To solve the equation \[ \frac{x}{x+1} + \frac{8}{x-2} = \frac{3}{(x+1)(x-2)}, \] we will follow these steps: ### Step 1: Find a common denominator The left-hand side has two fractions with different denominators. The common denominator for both fractions is \((x+1)(x-2)\).
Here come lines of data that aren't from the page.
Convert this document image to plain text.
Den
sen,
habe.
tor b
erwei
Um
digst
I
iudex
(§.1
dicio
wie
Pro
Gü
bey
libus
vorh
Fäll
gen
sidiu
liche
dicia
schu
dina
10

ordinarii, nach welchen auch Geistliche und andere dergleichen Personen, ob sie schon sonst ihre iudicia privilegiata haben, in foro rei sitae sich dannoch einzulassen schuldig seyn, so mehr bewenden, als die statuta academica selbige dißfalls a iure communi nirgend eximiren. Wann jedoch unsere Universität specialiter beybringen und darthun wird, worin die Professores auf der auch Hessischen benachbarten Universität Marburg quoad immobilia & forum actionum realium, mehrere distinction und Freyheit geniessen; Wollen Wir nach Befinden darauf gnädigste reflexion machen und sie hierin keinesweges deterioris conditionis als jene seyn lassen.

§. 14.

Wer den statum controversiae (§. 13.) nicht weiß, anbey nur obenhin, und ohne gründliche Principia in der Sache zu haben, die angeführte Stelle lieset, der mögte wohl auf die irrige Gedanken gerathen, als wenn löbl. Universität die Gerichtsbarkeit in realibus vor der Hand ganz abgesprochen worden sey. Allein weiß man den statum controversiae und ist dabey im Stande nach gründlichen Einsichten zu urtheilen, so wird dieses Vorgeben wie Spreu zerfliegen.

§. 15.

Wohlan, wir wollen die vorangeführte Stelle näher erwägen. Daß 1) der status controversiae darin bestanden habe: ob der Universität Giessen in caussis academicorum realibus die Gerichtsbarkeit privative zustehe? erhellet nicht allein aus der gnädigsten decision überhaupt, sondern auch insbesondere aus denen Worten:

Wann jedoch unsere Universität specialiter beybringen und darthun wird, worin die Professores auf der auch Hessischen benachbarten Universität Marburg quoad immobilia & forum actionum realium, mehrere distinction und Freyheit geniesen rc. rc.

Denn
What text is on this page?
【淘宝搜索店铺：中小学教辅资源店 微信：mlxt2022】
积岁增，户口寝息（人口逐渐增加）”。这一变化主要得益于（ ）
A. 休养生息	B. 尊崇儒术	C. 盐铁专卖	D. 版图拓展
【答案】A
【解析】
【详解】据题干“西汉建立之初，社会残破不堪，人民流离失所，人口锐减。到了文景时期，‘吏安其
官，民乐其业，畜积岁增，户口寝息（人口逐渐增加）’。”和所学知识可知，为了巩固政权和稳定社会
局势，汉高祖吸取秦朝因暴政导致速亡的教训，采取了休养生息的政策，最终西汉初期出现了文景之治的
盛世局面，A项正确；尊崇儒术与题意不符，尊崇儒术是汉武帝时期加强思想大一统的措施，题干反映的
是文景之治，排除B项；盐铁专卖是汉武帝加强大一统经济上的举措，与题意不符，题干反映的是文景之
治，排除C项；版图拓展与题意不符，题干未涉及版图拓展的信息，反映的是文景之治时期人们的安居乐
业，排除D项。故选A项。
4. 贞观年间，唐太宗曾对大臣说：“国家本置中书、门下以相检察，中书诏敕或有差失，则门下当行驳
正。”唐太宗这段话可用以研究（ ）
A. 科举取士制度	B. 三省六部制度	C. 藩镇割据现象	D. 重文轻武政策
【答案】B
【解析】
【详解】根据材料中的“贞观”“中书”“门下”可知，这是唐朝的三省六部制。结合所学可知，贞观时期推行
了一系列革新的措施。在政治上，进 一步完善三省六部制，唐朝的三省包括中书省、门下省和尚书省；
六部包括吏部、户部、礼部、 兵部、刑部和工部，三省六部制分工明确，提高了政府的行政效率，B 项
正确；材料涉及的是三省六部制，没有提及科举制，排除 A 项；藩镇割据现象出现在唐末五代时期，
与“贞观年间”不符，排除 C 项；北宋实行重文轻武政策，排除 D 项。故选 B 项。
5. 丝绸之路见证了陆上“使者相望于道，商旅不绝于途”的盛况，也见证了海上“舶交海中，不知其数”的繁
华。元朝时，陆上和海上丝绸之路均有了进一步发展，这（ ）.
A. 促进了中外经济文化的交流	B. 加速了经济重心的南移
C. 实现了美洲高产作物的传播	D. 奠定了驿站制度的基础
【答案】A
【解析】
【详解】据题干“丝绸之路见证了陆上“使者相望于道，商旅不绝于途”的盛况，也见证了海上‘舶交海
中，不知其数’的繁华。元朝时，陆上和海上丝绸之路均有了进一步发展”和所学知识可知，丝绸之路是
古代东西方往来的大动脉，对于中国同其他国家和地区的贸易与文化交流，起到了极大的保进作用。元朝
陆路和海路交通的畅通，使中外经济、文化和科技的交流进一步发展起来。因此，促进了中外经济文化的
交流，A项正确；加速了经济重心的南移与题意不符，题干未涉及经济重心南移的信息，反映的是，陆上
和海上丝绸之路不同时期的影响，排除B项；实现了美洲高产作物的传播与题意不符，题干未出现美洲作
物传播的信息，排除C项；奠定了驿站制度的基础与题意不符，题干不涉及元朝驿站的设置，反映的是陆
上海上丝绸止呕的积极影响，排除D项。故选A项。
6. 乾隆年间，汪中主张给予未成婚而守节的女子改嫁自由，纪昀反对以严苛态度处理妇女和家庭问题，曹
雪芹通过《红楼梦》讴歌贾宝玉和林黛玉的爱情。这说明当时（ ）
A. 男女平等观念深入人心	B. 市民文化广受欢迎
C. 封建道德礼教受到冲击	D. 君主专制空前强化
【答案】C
We will rewrite each fraction with this common denominator. \[ \frac{x}{x+1} = \frac{x(x-2)}{(x+1)(x-2)} \] \[ \frac{8}{x-2} = \frac{8(x+1)}{(x-2)(x+1)} \] Now, substituting these into the equation gives: \[ \frac{x(x-2) + 8(x+1)}{(x+1)(x-2)} = \frac{3}{(x+1)(x-2)} \] ### Step 2: Eliminate the denominators Since both sides of the equation have the same denominator, we can multiply both sides by \((x+1)(x-2)\) to eliminate the denominators: \[ x(x-2) + 8(x+1) = 3 \] ### Step 3: Expand and simplify Now, we will expand the left-hand side: \[ x^2 - 2x + 8x + 8 = 3 \] Combining like terms gives: \[ x^2 + 6x + 8 = 3 \] ### Step 4: Rearrange the equation Next, we will move all terms to one side of the equation: \[ x^2 + 6x + 8 - 3 = 0 \] \[ x^2 + 6x + 5 = 0 \] ### Step 5: Factor the quadratic equation Now, we will factor the quadratic equation: \[ (x + 5)(x + 1) = 0 \] ### Step 6: Solve for \(x\) Setting each factor equal to zero gives us the potential solutions: 1. \(x + 5 = 0 \Rightarrow x = -5\) 2. \(x + 1 = 0 \Rightarrow x = -1\) ### Step 7: Check for extraneous solutions We must check if these solutions make any denominator zero in the original equation: - For \(x = -5\): - Denominators: \(x + 1 = -5 + 1 = -4\) (not zero) - \(x - 2 = -5 - 2 = -7\) (not zero) - For \(x = -1\): - Denominators: \(x + 1 = -1 + 1 = 0\) (zero, undefined) Since \(x = -1\) makes the denominator zero, it is not a valid solution. ### Final Solution Thus, the only solution to the equation is \[ \boxed{-5}. \] ---